His colorful life is the subject of a new biography from Michael Starr, TV columnist for the New York Post, called "Black and Blue: The Redd Foxx Story."

Foxx was, Starr told "Early Show on Saturday Morning" co-anchor Russ Mitchell, "a guy who just deserves his due. He was such a groundbreaker, literally grew up on the streets of St. Louis and Chicago, didn't even graduate from high school, and here he was, in 1972, one of the top-rated stars on television. He was a groundbreaker in standup comedy and television."

"Sanford and Son," Starr observes, "was controversial at the time, because there had never been an African-American who had headlined a major network show. Bill Cosby had done 'I Spy,' but he was a co-star. This was an African-American show built around a largely African-American cast, (and it) shot almost to (number) one or two (in the ratings) at soon as it premiered.

"And it was a little controversial, because even some people in the African-American community felt it wasn't a fair portrayal.

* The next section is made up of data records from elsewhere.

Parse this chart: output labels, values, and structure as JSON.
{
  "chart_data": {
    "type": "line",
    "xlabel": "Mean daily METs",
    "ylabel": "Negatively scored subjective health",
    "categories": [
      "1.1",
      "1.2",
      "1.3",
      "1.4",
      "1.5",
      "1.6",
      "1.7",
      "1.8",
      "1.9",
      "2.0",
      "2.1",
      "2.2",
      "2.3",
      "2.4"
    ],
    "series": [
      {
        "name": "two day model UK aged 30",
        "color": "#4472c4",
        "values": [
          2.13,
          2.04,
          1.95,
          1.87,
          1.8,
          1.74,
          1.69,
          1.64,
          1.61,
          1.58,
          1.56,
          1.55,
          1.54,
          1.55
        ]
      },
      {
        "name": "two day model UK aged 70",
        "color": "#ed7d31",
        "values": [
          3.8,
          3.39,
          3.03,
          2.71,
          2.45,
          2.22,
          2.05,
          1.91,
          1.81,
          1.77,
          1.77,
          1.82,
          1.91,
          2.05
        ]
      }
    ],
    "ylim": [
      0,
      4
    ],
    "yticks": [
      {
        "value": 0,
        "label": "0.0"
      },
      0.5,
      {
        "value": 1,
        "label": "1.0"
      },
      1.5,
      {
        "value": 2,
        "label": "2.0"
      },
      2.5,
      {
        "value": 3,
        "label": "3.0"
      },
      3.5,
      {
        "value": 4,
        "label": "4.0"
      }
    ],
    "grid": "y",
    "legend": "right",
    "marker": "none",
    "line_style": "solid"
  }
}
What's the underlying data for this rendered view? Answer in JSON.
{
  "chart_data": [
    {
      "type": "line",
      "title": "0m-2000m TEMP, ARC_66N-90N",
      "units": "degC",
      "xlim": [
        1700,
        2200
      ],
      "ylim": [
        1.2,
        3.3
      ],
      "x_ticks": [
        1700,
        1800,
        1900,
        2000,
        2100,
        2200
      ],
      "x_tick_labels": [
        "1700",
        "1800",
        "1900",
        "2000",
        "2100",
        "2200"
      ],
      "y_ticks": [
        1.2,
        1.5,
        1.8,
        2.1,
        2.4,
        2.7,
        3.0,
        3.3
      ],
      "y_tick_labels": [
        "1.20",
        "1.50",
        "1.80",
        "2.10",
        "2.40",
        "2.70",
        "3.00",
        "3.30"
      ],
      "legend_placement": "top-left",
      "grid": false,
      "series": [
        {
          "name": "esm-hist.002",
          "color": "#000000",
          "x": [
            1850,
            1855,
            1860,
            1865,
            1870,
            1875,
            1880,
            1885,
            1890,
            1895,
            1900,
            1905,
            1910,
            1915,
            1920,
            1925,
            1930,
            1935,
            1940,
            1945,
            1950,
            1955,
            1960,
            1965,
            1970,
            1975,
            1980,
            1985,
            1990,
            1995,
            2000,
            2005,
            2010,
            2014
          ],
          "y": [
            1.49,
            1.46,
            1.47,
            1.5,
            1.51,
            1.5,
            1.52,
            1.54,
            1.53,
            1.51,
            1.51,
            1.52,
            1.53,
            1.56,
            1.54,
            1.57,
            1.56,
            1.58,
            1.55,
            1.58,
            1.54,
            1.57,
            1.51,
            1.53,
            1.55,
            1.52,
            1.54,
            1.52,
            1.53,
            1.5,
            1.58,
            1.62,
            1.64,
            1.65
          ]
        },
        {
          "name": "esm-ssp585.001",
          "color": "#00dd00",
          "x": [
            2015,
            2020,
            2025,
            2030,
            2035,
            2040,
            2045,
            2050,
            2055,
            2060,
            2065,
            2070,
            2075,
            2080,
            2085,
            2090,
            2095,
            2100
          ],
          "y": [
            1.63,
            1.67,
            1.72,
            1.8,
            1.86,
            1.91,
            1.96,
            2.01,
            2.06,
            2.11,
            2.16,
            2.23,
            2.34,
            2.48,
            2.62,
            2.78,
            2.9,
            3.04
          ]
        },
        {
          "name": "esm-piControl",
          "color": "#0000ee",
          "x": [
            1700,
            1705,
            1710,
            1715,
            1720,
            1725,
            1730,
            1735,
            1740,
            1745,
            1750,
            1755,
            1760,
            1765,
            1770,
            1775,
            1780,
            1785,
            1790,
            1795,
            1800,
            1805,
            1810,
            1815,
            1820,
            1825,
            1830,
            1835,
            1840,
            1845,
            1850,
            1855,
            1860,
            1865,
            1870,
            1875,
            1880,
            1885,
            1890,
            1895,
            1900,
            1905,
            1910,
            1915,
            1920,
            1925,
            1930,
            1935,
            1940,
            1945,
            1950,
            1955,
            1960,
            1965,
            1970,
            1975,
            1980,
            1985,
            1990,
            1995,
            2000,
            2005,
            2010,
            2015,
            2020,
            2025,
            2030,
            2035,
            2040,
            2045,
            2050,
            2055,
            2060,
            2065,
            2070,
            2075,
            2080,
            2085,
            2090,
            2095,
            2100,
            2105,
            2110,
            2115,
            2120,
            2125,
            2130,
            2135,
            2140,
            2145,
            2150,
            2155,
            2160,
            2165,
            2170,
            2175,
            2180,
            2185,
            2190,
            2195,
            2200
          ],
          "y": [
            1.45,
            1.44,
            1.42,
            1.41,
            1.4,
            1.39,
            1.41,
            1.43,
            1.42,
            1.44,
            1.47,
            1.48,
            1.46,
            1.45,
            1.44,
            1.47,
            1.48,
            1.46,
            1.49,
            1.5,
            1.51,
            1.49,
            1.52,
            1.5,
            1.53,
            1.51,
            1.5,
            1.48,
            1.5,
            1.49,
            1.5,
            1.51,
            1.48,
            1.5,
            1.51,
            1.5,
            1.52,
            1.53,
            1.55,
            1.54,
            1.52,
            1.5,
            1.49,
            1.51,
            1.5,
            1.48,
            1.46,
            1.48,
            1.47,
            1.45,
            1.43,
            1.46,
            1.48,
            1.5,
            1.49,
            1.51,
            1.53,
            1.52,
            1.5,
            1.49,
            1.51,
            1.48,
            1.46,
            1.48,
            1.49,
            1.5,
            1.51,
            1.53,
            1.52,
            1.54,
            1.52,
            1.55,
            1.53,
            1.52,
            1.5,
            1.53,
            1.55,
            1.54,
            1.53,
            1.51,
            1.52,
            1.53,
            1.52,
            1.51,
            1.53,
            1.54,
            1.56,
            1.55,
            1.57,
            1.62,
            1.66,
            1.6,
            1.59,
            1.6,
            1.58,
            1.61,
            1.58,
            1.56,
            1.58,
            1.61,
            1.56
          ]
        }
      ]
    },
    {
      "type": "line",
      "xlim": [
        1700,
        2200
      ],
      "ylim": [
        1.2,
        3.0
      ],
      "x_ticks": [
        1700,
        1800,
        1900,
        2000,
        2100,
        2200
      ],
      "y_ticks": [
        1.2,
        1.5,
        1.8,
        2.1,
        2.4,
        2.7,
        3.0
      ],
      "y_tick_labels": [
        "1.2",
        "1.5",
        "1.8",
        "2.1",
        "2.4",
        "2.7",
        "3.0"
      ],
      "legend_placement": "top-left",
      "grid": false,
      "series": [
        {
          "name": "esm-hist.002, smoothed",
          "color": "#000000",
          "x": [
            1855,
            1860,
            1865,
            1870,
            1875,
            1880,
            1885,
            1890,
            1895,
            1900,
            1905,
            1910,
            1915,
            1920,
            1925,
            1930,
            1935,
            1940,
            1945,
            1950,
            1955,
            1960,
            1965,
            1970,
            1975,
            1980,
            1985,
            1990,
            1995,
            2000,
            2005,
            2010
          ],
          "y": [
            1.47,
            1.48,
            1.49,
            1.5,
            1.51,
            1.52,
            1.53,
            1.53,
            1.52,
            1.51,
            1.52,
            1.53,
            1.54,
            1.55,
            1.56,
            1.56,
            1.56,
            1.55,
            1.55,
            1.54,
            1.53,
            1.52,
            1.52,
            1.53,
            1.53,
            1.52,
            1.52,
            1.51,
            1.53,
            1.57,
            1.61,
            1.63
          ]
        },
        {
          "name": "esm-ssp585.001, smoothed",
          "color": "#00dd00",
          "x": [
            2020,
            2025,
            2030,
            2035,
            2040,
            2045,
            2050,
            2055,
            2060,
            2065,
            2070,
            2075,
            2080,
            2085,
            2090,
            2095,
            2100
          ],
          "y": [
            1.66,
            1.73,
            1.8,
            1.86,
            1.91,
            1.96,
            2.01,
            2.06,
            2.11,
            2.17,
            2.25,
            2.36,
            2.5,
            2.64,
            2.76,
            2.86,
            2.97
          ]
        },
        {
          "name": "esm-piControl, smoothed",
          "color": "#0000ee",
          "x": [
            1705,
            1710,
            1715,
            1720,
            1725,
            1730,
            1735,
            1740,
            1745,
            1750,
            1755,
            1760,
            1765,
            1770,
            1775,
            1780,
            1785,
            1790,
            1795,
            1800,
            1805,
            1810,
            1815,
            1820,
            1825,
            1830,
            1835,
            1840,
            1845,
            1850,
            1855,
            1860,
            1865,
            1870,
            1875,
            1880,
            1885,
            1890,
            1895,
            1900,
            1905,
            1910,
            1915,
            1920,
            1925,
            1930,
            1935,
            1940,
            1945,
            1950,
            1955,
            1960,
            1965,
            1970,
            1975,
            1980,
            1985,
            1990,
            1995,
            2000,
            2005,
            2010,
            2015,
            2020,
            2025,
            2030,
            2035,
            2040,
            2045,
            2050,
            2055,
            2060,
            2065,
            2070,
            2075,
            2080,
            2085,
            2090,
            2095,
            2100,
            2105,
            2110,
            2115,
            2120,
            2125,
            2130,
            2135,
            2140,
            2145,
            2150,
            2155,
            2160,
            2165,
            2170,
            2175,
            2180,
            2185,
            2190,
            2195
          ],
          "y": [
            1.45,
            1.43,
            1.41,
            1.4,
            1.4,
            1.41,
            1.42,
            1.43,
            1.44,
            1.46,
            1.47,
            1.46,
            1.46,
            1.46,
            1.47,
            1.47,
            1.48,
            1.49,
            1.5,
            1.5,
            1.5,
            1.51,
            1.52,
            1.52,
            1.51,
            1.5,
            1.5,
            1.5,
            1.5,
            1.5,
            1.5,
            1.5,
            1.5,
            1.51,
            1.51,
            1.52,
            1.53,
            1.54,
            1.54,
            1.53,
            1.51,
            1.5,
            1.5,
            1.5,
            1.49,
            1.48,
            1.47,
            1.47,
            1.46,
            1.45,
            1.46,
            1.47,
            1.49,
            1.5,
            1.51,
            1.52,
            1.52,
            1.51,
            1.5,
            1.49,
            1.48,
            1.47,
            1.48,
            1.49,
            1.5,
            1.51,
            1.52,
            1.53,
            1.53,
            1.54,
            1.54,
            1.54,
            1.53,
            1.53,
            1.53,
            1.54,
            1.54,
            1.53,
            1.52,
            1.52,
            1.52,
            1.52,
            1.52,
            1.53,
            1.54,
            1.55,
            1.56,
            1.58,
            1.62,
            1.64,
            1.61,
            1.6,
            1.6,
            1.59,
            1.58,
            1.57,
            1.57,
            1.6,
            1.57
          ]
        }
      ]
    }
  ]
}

Redd always felt the opposite. Here you had a show set in Watts, where there had been riots several years before, basically about a father who loves his son and doesn't want his son to leave the house."

Foxx's act before "Sanford and Son" was, Mitchell pointed out, "pretty blue. He was pretty raunchy."

So, how did Foxx, of all people, wind up on a network TV sitcom?

"Redd always complained that he never got his fair shake on television," Starr replied. "And it's true, because his act - he was known as 'The King of the Party Records,' (for) XXX-rated comedy, (and being) blue. But he had made a movie called, "Cotton Comes to Harlem" in 1971 (in which) he played a junk man named Uncle Bud. And Bud Yorkin and Norman Lear were looking for somebody to star in a show they had borrowed from England called 'Steptoe and Son.' Somebody had mentioned Redd and they said, 'You know what? He's perfect!"'

Foxx also had "major drug issue going on," Mitchell noted.

"He had a cocaine habit and was very open about it," Starr says. "He wore a (cocaine) spoon around his neck and, at the table reads (of scripts) for 'Sanford and Son,' would actually take the spoon and snort (the cocaine). He was very open about it. But at that time in Hollywood, drugs were pretty rampant. It just was an open secret. And it never affected his on-air work."

Foxx was making "tremendous amounts of money" from the series, and doing standup in Las Vegas, Mitchell said, but had "major problems" with the Internal Revenue Service.

"Redd just never believed in paying his taxes," Starr explained. "He knew what he was doing. He knew he wasn't paying his taxes. And it really caught up to him at the very end. There had been some hiccups through the years (in which) he had paid it back and then he got into more trouble.

"In 1989, right before he died, the IRS came and raided his house in Las Vegas. They took just about everything he owned, including a watch that Elvis Presley had given him. They just ripped it right off his wrist. He got some of it back before he died and, ironically, had just worked out a payment agreement with the IRS several days before he died on the set of his (last) sitcom."

Foxx was, Mitchell remarked, "making a comeback in many ways" with that sitcom, "The Royal Family," which also starred Della Reese, when Foxx died suddenly.

"He died on-set,' Starr says. "And people thought he was joking around - he clutched his chest (much like his famous, frequent move from "Sanford and Son"), and people were like, 'Come on, Redd, get up.' He didn't get up. It was 'the big one' (as Foxx's character on "Sanford and Son" called it). They rushed him to a hospital across the street, where he lingered for several hours and then died later that night."

But, Starr says, his legacy lives on in the likes of Eddie Murphy, Chris Rock and many others.